Given a sorted integer array, remove duplicate elements. For each group of elements with the same value keep only one of them. Do this in-place, using the left side of the original array and maintain the relative order of the elements of the array. Return the array after deduplication.
Assumptions
- The array is not null
Examples
- {1, 2, 2, 3, 3, 3} → {1, 2, 3}
Solution: two pointers
i: [0, i] are processed letters that should be kept (including i).
j: current index to move. (i, j) is area that we do not care. (j, size - 1]: unknown area to explore
所以每轮j++,符合要求的char(与array[i]比较),先i++,再复制,否则i不动。返回结果:[0, i]

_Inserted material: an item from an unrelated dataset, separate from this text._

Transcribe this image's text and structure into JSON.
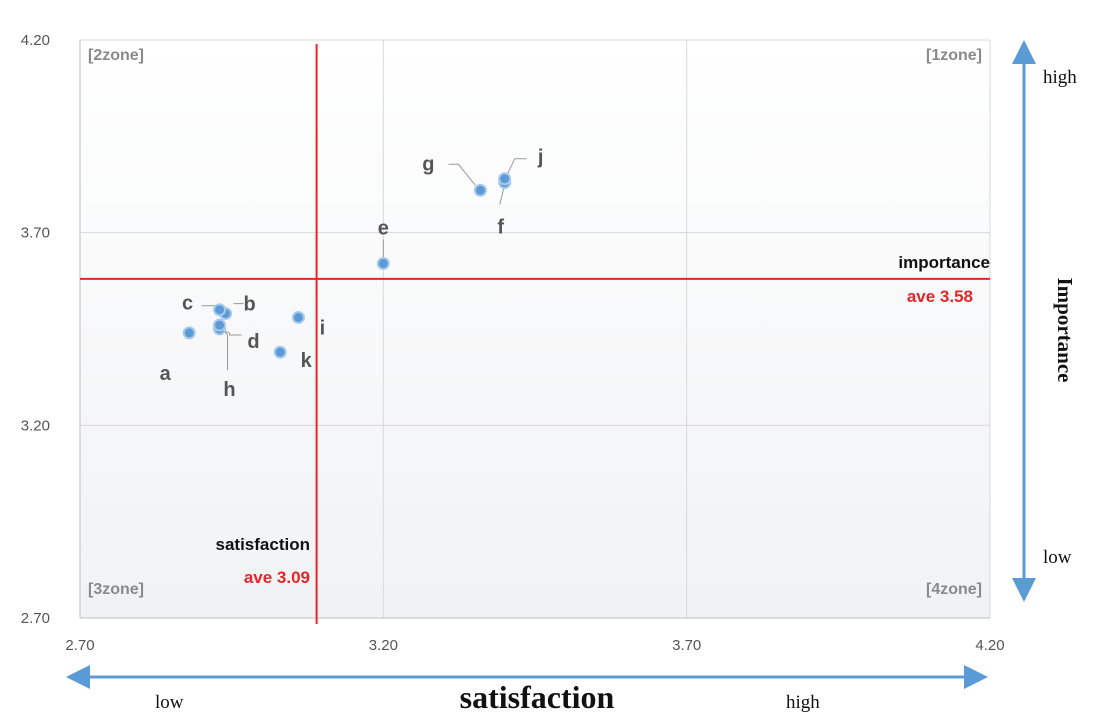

public int[] dedup(int[] array) {
if (array.length < 2) {
return array;
}
int i = 0, j = 1;
while (j < array.length) {
if (array[j] != array[i]) {
i++;
array[i] = array[j];
}
j++;
}
return Arrays.copyOf(array, i + 1);
}
也可以exclude i,此时先i++,再copy j的。返回结果exclude i。与array[i - 1]比较
public int[] dedup(int[] array) {
if (array.length < 2) {
return array;
}
int i = 1, j = 1;
while (j < array.length) {
if (array[j] != array[i - 1]) {
array[i] = array[j];
i++;
}
j++;
}
return Arrays.copyOf(array, i);
}